Currently I have the majority of the narrative beats completed and now I am starting to build up the chapters to be really meaty sections.
This project is going to turn into a really big book with immense amounts of replay value.
I've been trying my hand at a number of gamebooks, some old and some new thanks to the power of Kickstarter.
Something I always come across though, especially in core gamebooks is that the writer tends to enjoy really punishing the player. The inevitable page turn of...well, death.
A goal I have always been slightly laughed at for is that of re-imagining the fail state for readers who end up dying mid adventure.
One way of going about this is by giving enemy counters action events dependent on the health of either you, or the monster.
Another way is by having death traps actually lead you down more unique narrative branches that still eventually take you to the core scenarios.
For example and in no way connected to this book's narrative if we pretend you are fighting in a mecha.
In the fight the choices generally would be to fight and do skill checks until you win, or lose. Options before this encounter may allow you to find a path around it but if it is a required fight, you aren't getting many choices.
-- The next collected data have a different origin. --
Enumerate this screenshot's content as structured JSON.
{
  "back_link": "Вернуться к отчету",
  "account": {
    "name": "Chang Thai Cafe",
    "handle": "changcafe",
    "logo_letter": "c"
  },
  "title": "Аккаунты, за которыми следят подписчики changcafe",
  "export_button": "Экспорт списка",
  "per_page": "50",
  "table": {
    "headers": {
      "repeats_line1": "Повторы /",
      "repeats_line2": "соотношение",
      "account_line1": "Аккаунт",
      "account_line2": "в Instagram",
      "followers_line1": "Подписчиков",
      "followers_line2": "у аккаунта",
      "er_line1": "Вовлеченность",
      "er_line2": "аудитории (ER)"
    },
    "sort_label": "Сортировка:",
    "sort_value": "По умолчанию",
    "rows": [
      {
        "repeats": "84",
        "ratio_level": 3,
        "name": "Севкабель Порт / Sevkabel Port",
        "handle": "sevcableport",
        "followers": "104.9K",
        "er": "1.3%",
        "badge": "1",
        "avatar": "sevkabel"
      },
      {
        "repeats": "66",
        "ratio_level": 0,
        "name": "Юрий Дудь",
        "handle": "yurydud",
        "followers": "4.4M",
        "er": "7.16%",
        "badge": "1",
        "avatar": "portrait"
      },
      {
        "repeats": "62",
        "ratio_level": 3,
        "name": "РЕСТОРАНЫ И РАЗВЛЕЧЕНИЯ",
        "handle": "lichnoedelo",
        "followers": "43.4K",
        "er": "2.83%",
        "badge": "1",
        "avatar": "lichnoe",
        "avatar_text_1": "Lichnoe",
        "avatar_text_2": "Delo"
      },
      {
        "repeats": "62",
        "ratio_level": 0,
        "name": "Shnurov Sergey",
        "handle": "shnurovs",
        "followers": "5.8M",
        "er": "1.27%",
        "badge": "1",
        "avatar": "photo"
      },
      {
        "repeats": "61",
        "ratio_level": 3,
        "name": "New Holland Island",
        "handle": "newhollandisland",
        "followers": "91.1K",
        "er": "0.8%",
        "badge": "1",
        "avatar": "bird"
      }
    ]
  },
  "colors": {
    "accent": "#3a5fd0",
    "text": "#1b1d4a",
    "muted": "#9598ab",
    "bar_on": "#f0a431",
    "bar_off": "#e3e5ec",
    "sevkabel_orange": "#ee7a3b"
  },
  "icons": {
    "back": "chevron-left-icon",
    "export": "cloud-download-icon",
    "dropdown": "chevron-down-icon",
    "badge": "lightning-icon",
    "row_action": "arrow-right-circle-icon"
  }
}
One of my ideas is to have scripted mid fight events happen, such as if a specific amount of health is lost then you might lose an arm in a very descriptive way and this means you are branched into fighting part of that story with one robot appendage until you get it back.
You'd have to alter parts of the ongoing story to sometimes cater to this but I think that's why these books would end up being bigger than normal ones as it would have more meat instead of linearity.
This isn't to prevent death from happening in the journey as choices should have major consequences. The idea is to not make every fail state be a vat of boiling acid.